加藤登紀子の男模様
坂本龍一

 『加藤登紀子の男模様』

体から
音があふれ
てる

坂本龍一さん
ミュージシャン
一九五二年生まれ

 ジャマイカ系英国人のバイオリン、ポーランド系ブラジル人のチェロ! そして未来系日本人のあなた。ピアノトリオのコンサート、東京で見ました。
 一言で「完璧だったね」。同じセリフ、「ラストエンペラー」の試写会の時もあなたに言ったっけ。クラシック音楽の深々とした美しさと、民族音楽の音の見事な調和。あの感動からひとつ時代がめぐり、ベルトルッチとのコンビネーションで生まれた数々の名作をゆったりと味わえた。
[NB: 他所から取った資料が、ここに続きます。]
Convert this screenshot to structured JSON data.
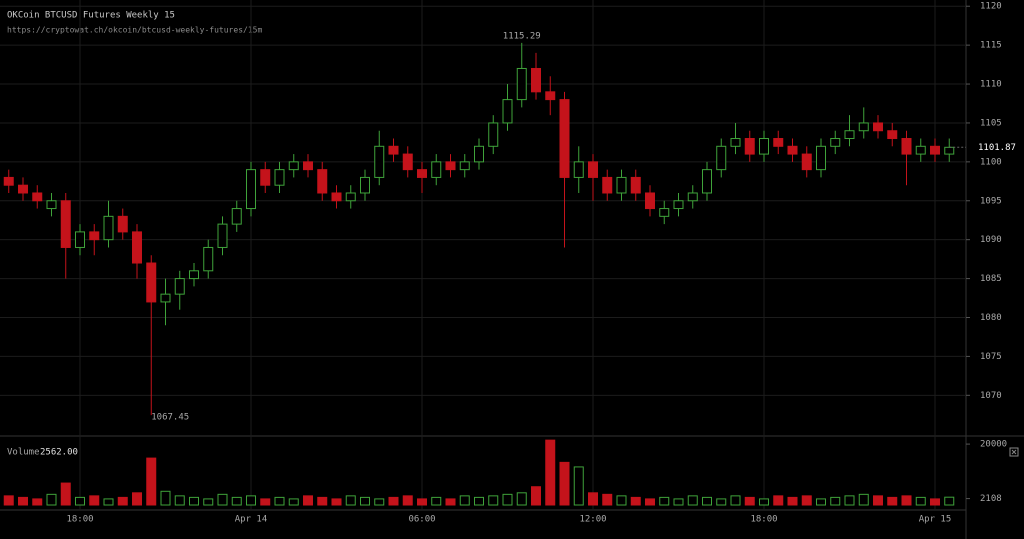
{
  "header": {
    "title": "OKCoin BTCUSD Futures Weekly 15",
    "url": "https://cryptowat.ch/okcoin/btcusd-weekly-futures/15m"
  },
  "chart_data": [
    {
      "type": "candlestick",
      "up_color": "#3fa33a",
      "down_color": "#c4131b",
      "grid": true,
      "categories": [
        null,
        null,
        null,
        null,
        null,
        "18:00",
        null,
        null,
        null,
        null,
        null,
        null,
        null,
        null,
        null,
        null,
        null,
        "Apr 14",
        null,
        null,
        null,
        null,
        null,
        null,
        null,
        null,
        null,
        null,
        null,
        "06:00",
        null,
        null,
        null,
        null,
        null,
        null,
        null,
        null,
        null,
        null,
        null,
        "12:00",
        null,
        null,
        null,
        null,
        null,
        null,
        null,
        null,
        null,
        null,
        null,
        "18:00",
        null,
        null,
        null,
        null,
        null,
        null,
        null,
        null,
        null,
        null,
        null,
        "Apr 15",
        null
      ],
      "open": [
        1098,
        1097,
        1096,
        1094,
        1095,
        1089,
        1091,
        1090,
        1093,
        1091,
        1087,
        1082,
        1083,
        1085,
        1086,
        1089,
        1092,
        1094,
        1099,
        1097,
        1099,
        1100,
        1099,
        1096,
        1095,
        1096,
        1098,
        1102,
        1101,
        1099,
        1098,
        1100,
        1099,
        1100,
        1102,
        1105,
        1108,
        1112,
        1109,
        1108,
        1098,
        1100,
        1098,
        1096,
        1098,
        1096,
        1093,
        1094,
        1095,
        1096,
        1099,
        1102,
        1103,
        1101,
        1103,
        1102,
        1101,
        1099,
        1102,
        1103,
        1104,
        1105,
        1104,
        1103,
        1101,
        1102,
        1101
      ],
      "high": [
        1099,
        1098,
        1097,
        1096,
        1096,
        1092,
        1092,
        1095,
        1094,
        1092,
        1088,
        1085,
        1086,
        1087,
        1090,
        1093,
        1095,
        1100,
        1100,
        1100,
        1101,
        1101,
        1100,
        1097,
        1097,
        1099,
        1104,
        1103,
        1102,
        1100,
        1101,
        1101,
        1101,
        1103,
        1106,
        1110,
        1115.29,
        1114,
        1111,
        1109,
        1102,
        1101,
        1099,
        1099,
        1099,
        1097,
        1095,
        1096,
        1097,
        1100,
        1103,
        1105,
        1104,
        1104,
        1104,
        1103,
        1102,
        1103,
        1104,
        1106,
        1107,
        1106,
        1105,
        1104,
        1103,
        1103,
        1103
      ],
      "low": [
        1096,
        1095,
        1094,
        1093,
        1085,
        1088,
        1088,
        1089,
        1090,
        1085,
        1067.45,
        1079,
        1081,
        1084,
        1085,
        1088,
        1091,
        1093,
        1096,
        1096,
        1098,
        1098,
        1095,
        1094,
        1094,
        1095,
        1097,
        1100,
        1098,
        1096,
        1097,
        1098,
        1098,
        1099,
        1101,
        1104,
        1107,
        1108,
        1106,
        1089,
        1096,
        1095,
        1095,
        1095,
        1095,
        1093,
        1092,
        1093,
        1094,
        1095,
        1098,
        1101,
        1100,
        1100,
        1101,
        1100,
        1098,
        1098,
        1101,
        1102,
        1103,
        1103,
        1102,
        1097,
        1100,
        1100,
        1100
      ],
      "close": [
        1097,
        1096,
        1095,
        1095,
        1089,
        1091,
        1090,
        1093,
        1091,
        1087,
        1082,
        1083,
        1085,
        1086,
        1089,
        1092,
        1094,
        1099,
        1097,
        1099,
        1100,
        1099,
        1096,
        1095,
        1096,
        1098,
        1102,
        1101,
        1099,
        1098,
        1100,
        1099,
        1100,
        1102,
        1105,
        1108,
        1112,
        1109,
        1108,
        1098,
        1100,
        1098,
        1096,
        1098,
        1096,
        1094,
        1094,
        1095,
        1096,
        1099,
        1102,
        1103,
        1101,
        1103,
        1102,
        1101,
        1099,
        1102,
        1103,
        1104,
        1105,
        1104,
        1103,
        1101,
        1102,
        1101,
        1101.87
      ],
      "ylim": [
        1064.9,
        1120.8
      ],
      "yticks": [
        1070,
        1075,
        1080,
        1085,
        1090,
        1095,
        1100,
        1105,
        1110,
        1115,
        1120
      ]
    },
    {
      "type": "bar",
      "title": "Volume",
      "current": {
        "value": 2562,
        "label": "2562.00"
      },
      "values": [
        3000,
        2500,
        2000,
        3500,
        7200,
        2500,
        3000,
        2000,
        2500,
        4000,
        15400,
        4500,
        3000,
        2500,
        2000,
        3500,
        2500,
        3000,
        2000,
        2500,
        2000,
        3000,
        2500,
        2000,
        3000,
        2500,
        2000,
        2500,
        3000,
        2000,
        2500,
        2000,
        3000,
        2500,
        3000,
        3500,
        4000,
        6000,
        21300,
        14000,
        12500,
        4000,
        3500,
        3000,
        2500,
        2000,
        2500,
        2000,
        3000,
        2500,
        2000,
        3000,
        2500,
        2000,
        3000,
        2500,
        3000,
        2000,
        2500,
        3000,
        3500,
        3000,
        2500,
        3000,
        2500,
        2000,
        2562
      ],
      "ylim": [
        0,
        22000
      ],
      "yticks": [
        2108,
        20000
      ]
    }
  ]
}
 テクノで生まれた幾何学的な繰り返しのフレーズをアコースティックな楽器に置き換えたときの炸裂的な面白さは、以前にオーケストラとのコンサートでも感じたけれど、今回はたった三人であることがより刺激的だった。
 一九八二年に「愛はすべてを赦す」、八三年に「夢の人魚」、二枚のアルバムを坂本さんのピアノ中心のアレンジでつくった時、「テクノで表現しようとしたことをピアノがあっさりやっちゃうね。今回はピアノを思い出させてもらいました」って言っていた。
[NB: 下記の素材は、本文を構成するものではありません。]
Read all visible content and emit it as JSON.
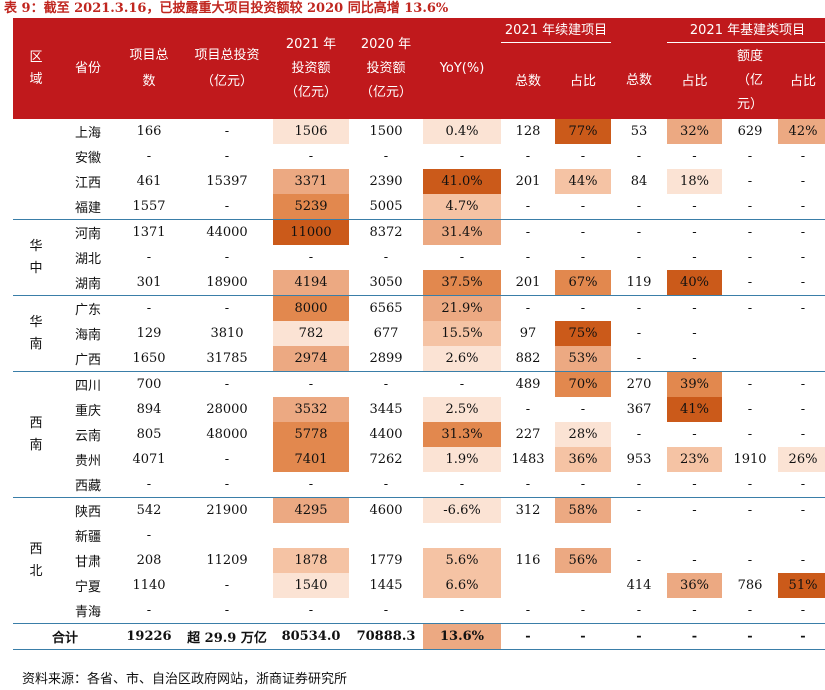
{
  "title": "表 9：截至 2021.3.16，已披露重大项目投资额较 2020 同比高增 13.6%",
  "source": "资料来源：各省、市、自治区政府网站，浙商证券研究所",
  "colors": {
    "header_bg": "#c0191c",
    "title_color": "#c0261f",
    "heat_levels": [
      "transparent",
      "#fbe3d4",
      "#f5c3a4",
      "#eca982",
      "#e2884e",
      "#cb5a1a"
    ]
  },
  "header": {
    "region": "区域",
    "province": "省份",
    "project_count": "项目总数",
    "total_investment": "项目总投资（亿元）",
    "inv_2021": "2021 年投资额（亿元）",
    "inv_2020": "2020 年投资额（亿元）",
    "yoy": "YoY(%)",
    "group_continuing": "2021 年续建项目",
    "group_infra": "2021 年基建类项目",
    "cont_count": "总数",
    "cont_share": "占比",
    "infra_count": "总数",
    "infra_share": "占比",
    "infra_amount": "额度（亿元）",
    "infra_amount_share": "占比"
  },
  "groups": [
    {
      "region": "",
      "rows": [
        {
          "province": "上海",
          "cells": [
            "166",
            "-",
            "1506",
            "1500",
            "0.4%",
            "128",
            "77%",
            "53",
            "32%",
            "629",
            "42%"
          ],
          "heat": [
            0,
            0,
            1,
            0,
            1,
            0,
            5,
            0,
            3,
            0,
            3
          ]
        },
        {
          "province": "安徽",
          "cells": [
            "-",
            "-",
            "-",
            "-",
            "-",
            "-",
            "-",
            "-",
            "-",
            "-",
            "-"
          ],
          "heat": [
            0,
            0,
            0,
            0,
            0,
            0,
            0,
            0,
            0,
            0,
            0
          ]
        },
        {
          "province": "江西",
          "cells": [
            "461",
            "15397",
            "3371",
            "2390",
            "41.0%",
            "201",
            "44%",
            "84",
            "18%",
            "-",
            "-"
          ],
          "heat": [
            0,
            0,
            3,
            0,
            5,
            0,
            2,
            0,
            1,
            0,
            0
          ]
        },
        {
          "province": "福建",
          "cells": [
            "1557",
            "-",
            "5239",
            "5005",
            "4.7%",
            "-",
            "-",
            "-",
            "-",
            "-",
            "-"
          ],
          "heat": [
            0,
            0,
            4,
            0,
            2,
            0,
            0,
            0,
            0,
            0,
            0
          ]
        }
      ]
    },
    {
      "region": "华中",
      "rows": [
        {
          "province": "河南",
          "cells": [
            "1371",
            "44000",
            "11000",
            "8372",
            "31.4%",
            "-",
            "-",
            "-",
            "-",
            "-",
            "-"
          ],
          "heat": [
            0,
            0,
            5,
            0,
            3,
            0,
            0,
            0,
            0,
            0,
            0
          ]
        },
        {
          "province": "湖北",
          "cells": [
            "-",
            "-",
            "-",
            "-",
            "-",
            "-",
            "-",
            "-",
            "-",
            "-",
            "-"
          ],
          "heat": [
            0,
            0,
            0,
            0,
            0,
            0,
            0,
            0,
            0,
            0,
            0
          ]
        },
        {
          "province": "湖南",
          "cells": [
            "301",
            "18900",
            "4194",
            "3050",
            "37.5%",
            "201",
            "67%",
            "119",
            "40%",
            "-",
            "-"
          ],
          "heat": [
            0,
            0,
            3,
            0,
            4,
            0,
            4,
            0,
            5,
            0,
            0
          ]
        }
      ]
    },
    {
      "region": "华南",
      "rows": [
        {
          "province": "广东",
          "cells": [
            "-",
            "-",
            "8000",
            "6565",
            "21.9%",
            "-",
            "-",
            "-",
            "-",
            "-",
            "-"
          ],
          "heat": [
            0,
            0,
            4,
            0,
            3,
            0,
            0,
            0,
            0,
            0,
            0
          ]
        },
        {
          "province": "海南",
          "cells": [
            "129",
            "3810",
            "782",
            "677",
            "15.5%",
            "97",
            "75%",
            "-",
            "-",
            "",
            ""
          ],
          "heat": [
            0,
            0,
            1,
            0,
            2,
            0,
            5,
            0,
            0,
            0,
            0
          ]
        },
        {
          "province": "广西",
          "cells": [
            "1650",
            "31785",
            "2974",
            "2899",
            "2.6%",
            "882",
            "53%",
            "-",
            "-",
            "",
            ""
          ],
          "heat": [
            0,
            0,
            3,
            0,
            1,
            0,
            3,
            0,
            0,
            0,
            0
          ]
        }
      ]
    },
    {
      "region": "西南",
      "rows": [
        {
          "province": "四川",
          "cells": [
            "700",
            "-",
            "-",
            "-",
            "-",
            "489",
            "70%",
            "270",
            "39%",
            "-",
            "-"
          ],
          "heat": [
            0,
            0,
            0,
            0,
            0,
            0,
            4,
            0,
            4,
            0,
            0
          ]
        },
        {
          "province": "重庆",
          "cells": [
            "894",
            "28000",
            "3532",
            "3445",
            "2.5%",
            "-",
            "-",
            "367",
            "41%",
            "-",
            "-"
          ],
          "heat": [
            0,
            0,
            3,
            0,
            1,
            0,
            0,
            0,
            5,
            0,
            0
          ]
        },
        {
          "province": "云南",
          "cells": [
            "805",
            "48000",
            "5778",
            "4400",
            "31.3%",
            "227",
            "28%",
            "-",
            "-",
            "-",
            "-"
          ],
          "heat": [
            0,
            0,
            4,
            0,
            4,
            0,
            1,
            0,
            0,
            0,
            0
          ]
        },
        {
          "province": "贵州",
          "cells": [
            "4071",
            "-",
            "7401",
            "7262",
            "1.9%",
            "1483",
            "36%",
            "953",
            "23%",
            "1910",
            "26%"
          ],
          "heat": [
            0,
            0,
            4,
            0,
            1,
            0,
            2,
            0,
            2,
            0,
            1
          ]
        },
        {
          "province": "西藏",
          "cells": [
            "-",
            "-",
            "-",
            "-",
            "-",
            "-",
            "-",
            "-",
            "-",
            "-",
            "-"
          ],
          "heat": [
            0,
            0,
            0,
            0,
            0,
            0,
            0,
            0,
            0,
            0,
            0
          ]
        }
      ]
    },
    {
      "region": "西北",
      "rows": [
        {
          "province": "陕西",
          "cells": [
            "542",
            "21900",
            "4295",
            "4600",
            "-6.6%",
            "312",
            "58%",
            "-",
            "-",
            "-",
            "-"
          ],
          "heat": [
            0,
            0,
            3,
            0,
            1,
            0,
            3,
            0,
            0,
            0,
            0
          ]
        },
        {
          "province": "新疆",
          "cells": [
            "-",
            "",
            "",
            "",
            "",
            "",
            "",
            "",
            "",
            "",
            ""
          ],
          "heat": [
            0,
            0,
            0,
            0,
            0,
            0,
            0,
            0,
            0,
            0,
            0
          ]
        },
        {
          "province": "甘肃",
          "cells": [
            "208",
            "11209",
            "1878",
            "1779",
            "5.6%",
            "116",
            "56%",
            "-",
            "-",
            "-",
            "-"
          ],
          "heat": [
            0,
            0,
            2,
            0,
            2,
            0,
            3,
            0,
            0,
            0,
            0
          ]
        },
        {
          "province": "宁夏",
          "cells": [
            "1140",
            "-",
            "1540",
            "1445",
            "6.6%",
            "",
            "",
            "414",
            "36%",
            "786",
            "51%"
          ],
          "heat": [
            0,
            0,
            1,
            0,
            2,
            0,
            0,
            0,
            3,
            0,
            5
          ]
        },
        {
          "province": "青海",
          "cells": [
            "-",
            "-",
            "-",
            "-",
            "-",
            "-",
            "-",
            "-",
            "-",
            "-",
            "-"
          ],
          "heat": [
            0,
            0,
            0,
            0,
            0,
            0,
            0,
            0,
            0,
            0,
            0
          ]
        }
      ]
    }
  ],
  "total": {
    "label": "合计",
    "cells": [
      "19226",
      "超 29.9 万亿",
      "80534.0",
      "70888.3",
      "13.6%",
      "-",
      "-",
      "-",
      "-",
      "-",
      "-"
    ],
    "heat": [
      0,
      0,
      0,
      0,
      3,
      0,
      0,
      0,
      0,
      0,
      0
    ]
  }
}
「十八歳のころの僕ならもっとすごかった」といいながら、クルト・ワイルのブレヒト・ソングをどんなキーでも自在に弾いてしまう龍一にみんなボウゼンとしたっけ。
 あまりにも可能性がありすぎて、迷っているように見えたこともある坂本さんが、今は、どこまでも自分の好きな音に浸っている!
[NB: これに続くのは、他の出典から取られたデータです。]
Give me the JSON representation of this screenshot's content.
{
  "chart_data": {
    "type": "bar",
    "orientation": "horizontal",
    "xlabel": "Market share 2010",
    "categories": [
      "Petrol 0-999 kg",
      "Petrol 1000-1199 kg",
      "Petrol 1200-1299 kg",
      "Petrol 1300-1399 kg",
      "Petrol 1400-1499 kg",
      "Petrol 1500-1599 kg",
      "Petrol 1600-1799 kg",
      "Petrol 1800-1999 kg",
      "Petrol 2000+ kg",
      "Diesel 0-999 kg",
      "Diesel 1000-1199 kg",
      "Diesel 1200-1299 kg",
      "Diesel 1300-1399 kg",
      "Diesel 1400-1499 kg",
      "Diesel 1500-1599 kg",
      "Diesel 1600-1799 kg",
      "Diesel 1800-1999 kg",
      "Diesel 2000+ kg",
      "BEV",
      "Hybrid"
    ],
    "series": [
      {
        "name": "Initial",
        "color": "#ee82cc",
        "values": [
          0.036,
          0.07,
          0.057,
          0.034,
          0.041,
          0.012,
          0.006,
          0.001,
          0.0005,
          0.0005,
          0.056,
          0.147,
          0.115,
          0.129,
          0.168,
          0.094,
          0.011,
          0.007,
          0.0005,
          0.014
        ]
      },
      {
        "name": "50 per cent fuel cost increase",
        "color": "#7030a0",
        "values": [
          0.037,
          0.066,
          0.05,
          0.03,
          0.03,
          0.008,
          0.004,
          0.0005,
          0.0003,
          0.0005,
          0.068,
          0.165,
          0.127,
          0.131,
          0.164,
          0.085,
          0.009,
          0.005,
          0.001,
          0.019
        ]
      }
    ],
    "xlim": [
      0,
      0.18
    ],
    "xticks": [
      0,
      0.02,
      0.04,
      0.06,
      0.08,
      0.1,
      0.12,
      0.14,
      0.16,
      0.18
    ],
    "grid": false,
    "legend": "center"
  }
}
 体からあふれるその音は聴く者の奥底に届きます。テクノとかワールドミュージックとかクラシックとかじゃなく、それを超えて人が肉体で創り出す音楽の可能性を信じさせてくれた。
 テクノのヒーローとして登場したすぐの時、「いざとなったら石ころひとつでも音楽をつくってると思う」と言っていた。
 この秋には地球環境、愛、共生をテーマに新しいオペラで登場すると聞いた。いつも大胆なのに美しく、過激なのにやさしい。これからの作品を楽しみにしています。